Outside of their role as Elders, Kofi Annan and Lakhdar Brahimi have individually been involved in the international efforts to try to resolve the conflict in Syria. In February 2012, Annan was appointed Joint Special Envoy of the United Nations and League of Arab States on the Syrian Civil War. He was succeeded in the role by Brahimi, who was appointed Joint Special Representative in August 2012, a position he held until May 2014.

====Russia====
The Elders held a three-day visit to Moscow in April 2015. Kofi Annan, Gro Harlem Brundtland, Martti Ahtisaari, Lakhdar Brahimi, Jimmy Carter and Ernesto Zedillo held talks on geopolitical issues with Russian officials, including President Putin, Foreign Minister Lavrov and former Soviet President Mikhail Gorbachev.

===State of Hope===

In July 2021, The Elders launched the "State of Hope" series of digital discussions to explore significant global challenges.

Mary Robinson, Graça Machel, Juan Manuel Santos, Ban Ki-moon and Zeid Raad Al Hussein delivered online addresses on the relationship between hope, peace, justice, human rights and multilateralism.

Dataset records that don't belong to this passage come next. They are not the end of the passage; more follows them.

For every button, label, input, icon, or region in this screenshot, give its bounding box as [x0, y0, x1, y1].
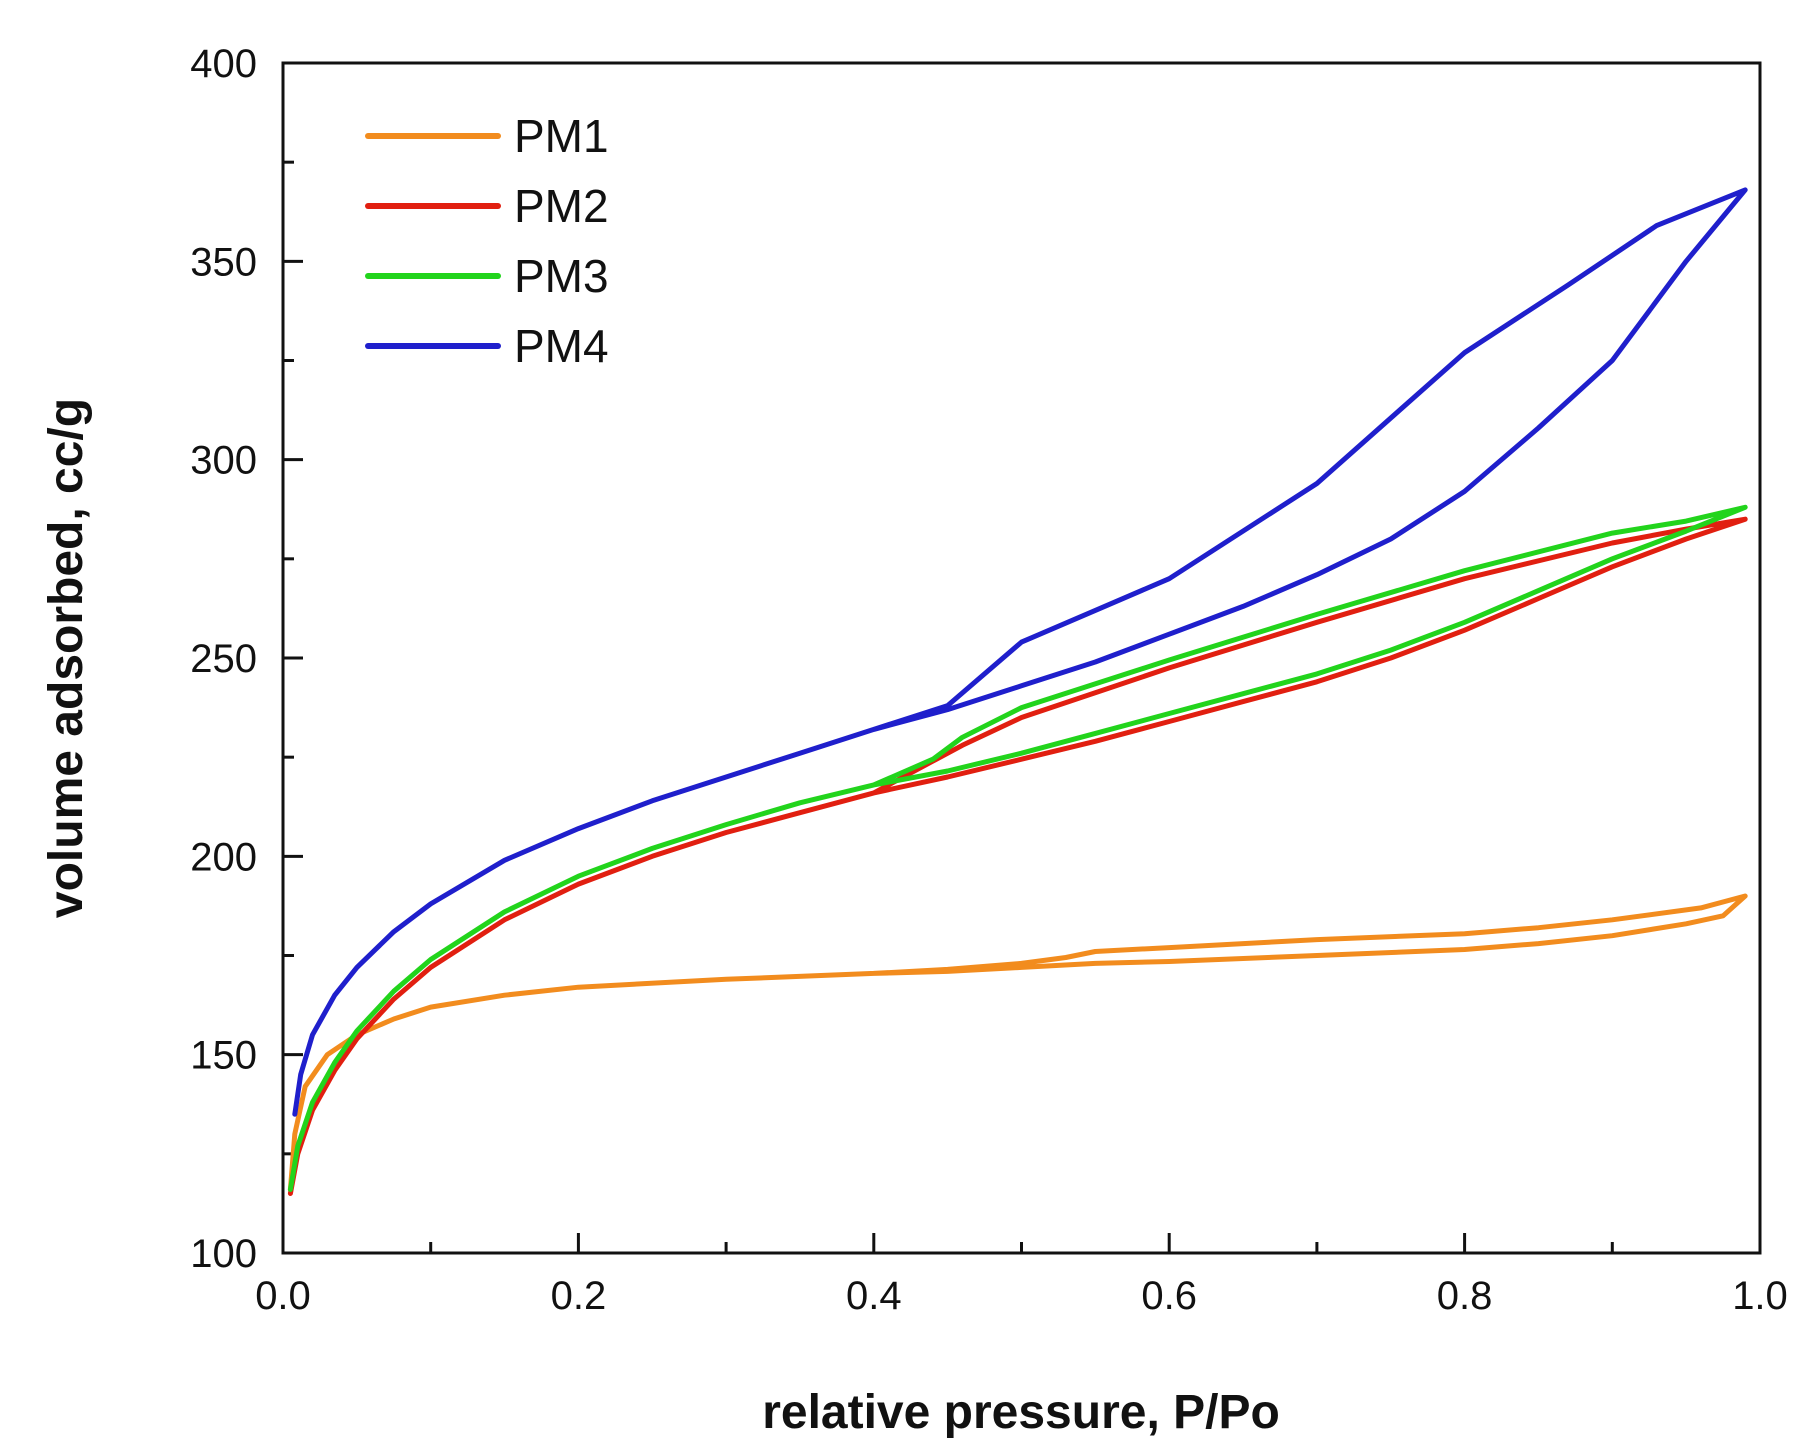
- series-line-pm3: [287, 504, 1748, 1192]
- x-tick-label: 0.2: [551, 1274, 607, 1318]
- y-axis-title: volume adsorbed, cc/g: [40, 398, 93, 918]
- legend-label-pm3: PM3: [514, 250, 609, 302]
- x-tick-label: 0.6: [1141, 1274, 1197, 1318]
- legend-label-pm2: PM2: [514, 180, 609, 232]
- y-tick-label: 100: [190, 1232, 257, 1276]
- legend-label-pm1: PM1: [514, 110, 609, 162]
- legend-label-pm4: PM4: [514, 320, 609, 372]
- x-axis-ticks: 0.0 0.2 0.4 0.6 0.8 1.0: [255, 1233, 1788, 1318]
- series-line-pm2: [287, 516, 1748, 1196]
- x-tick-label: 0.0: [255, 1274, 311, 1318]
- y-tick-label: 200: [190, 835, 257, 879]
- y-tick-label: 150: [190, 1034, 257, 1078]
- legend: PM1 PM2 PM3 PM4: [365, 110, 609, 372]
- y-tick-label: 400: [190, 42, 257, 86]
- x-tick-label: 0.8: [1437, 1274, 1493, 1318]
- series-line-pm1: [287, 893, 1748, 1192]
- series-line-pm4: [292, 187, 1748, 1117]
- series-lines: [287, 187, 1748, 1196]
- x-tick-label: 0.4: [846, 1274, 902, 1318]
- plot-frame: [281, 61, 1762, 1255]
- x-tick-label: 1.0: [1732, 1274, 1788, 1318]
- y-tick-label: 350: [190, 240, 257, 284]
- y-tick-label: 250: [190, 637, 257, 681]
- y-tick-label: 300: [190, 439, 257, 483]
- x-axis-title: relative pressure, P/Po: [762, 1386, 1280, 1439]
- y-axis-ticks: 100 150 200 250 300 350 400: [190, 42, 303, 1276]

Their speeches were complemented by video responses from selected global figures including former UK Prime Minister Gordon Brown, NASA astronaut Chris Hadfield and Ugandan climate activist Vanessa Nakate.

===Finding Humanity podcasts===

During the initial phase of the COVID-19 pandemic, The Elders produced a special podcast series called "Finding Humanity", focusing on the need for empathetic and principled leadership on some of the biggest challenges facing humanity.

In episodes broadcast from 2020 to 2021, topics included pandemic preparedness, access to justice, ending violence against women and girls, reform of the UN Security Council, and the existential threat posed by nuclear weapons.

The Finding Humanity series was produced by the Humanity Lab Foundation and Hueman Group Media in partnership with The Elders, and was hosted by Hazami Barmada, Founder of the Humanity Lab Foundation.

====#WalkTogether====
In 2017, together with civil society partners, The Elders marked their 10th anniversary by launching #WalkTogether, a year-long global campaign aimed at inspiring hope and bridging the deepening global fault lines of division, hate and xenophobia. The campaign is intended to celebrate those communities whose work demonstrates empathy, where their actions benefit 'the many', create a sense of unity, and address global and local challenges in a compassionate way. #WalkTogether aims to lift the voices of courageous moral leadership in communities around the world, who are working for the freedoms aligned to those to which Nelson Mandela dedicated his life. These freedoms include the broad themes of peace, health, justice and equality.

The campaign ran for twelve months from 18 July 2017 – the tenth anniversary of the group's founding – to 18 July 2018, the centenary of Nelson Mandela's birth.

====Every Human Has Rights====
The Every Human Has Rights (EHHR) campaign was launched on the 60th anniversary of the Universal Declaration of Human Rights (UDHR), 10 December 2007, in Cape Town, South Africa. The Elders launched the initiative in partnership with a diverse group of global NGOs, civil society organisations and businesses to highlight UDHR principles, including the right to health, women's rights, and freedom of expression. Launch partners included ActionAid, Amnesty International, the Center for Women's Global Leadership, International PEN, WITNESS, Realizing Rights, Save the Children and UNICEF. The EHHR campaign also included partners from civil society organisations in the developing world through networks like CIVICUS. The campaign aimed to "empower global citizens to protect and realize the first-ever comprehensive agreement on human rights among nations". Throughout the campaign, over one billion people signed the Universal Declaration, taking responsibility and pledging to speak to protect the freedom and the rights of others in their communities.

A year later, in December 2008, The Elders joined award-winning human rights journalists, leaders in civil society, and business and government leaders to celebrate the Every Human Has Rights campaign and participate in the EHHR Media Awards.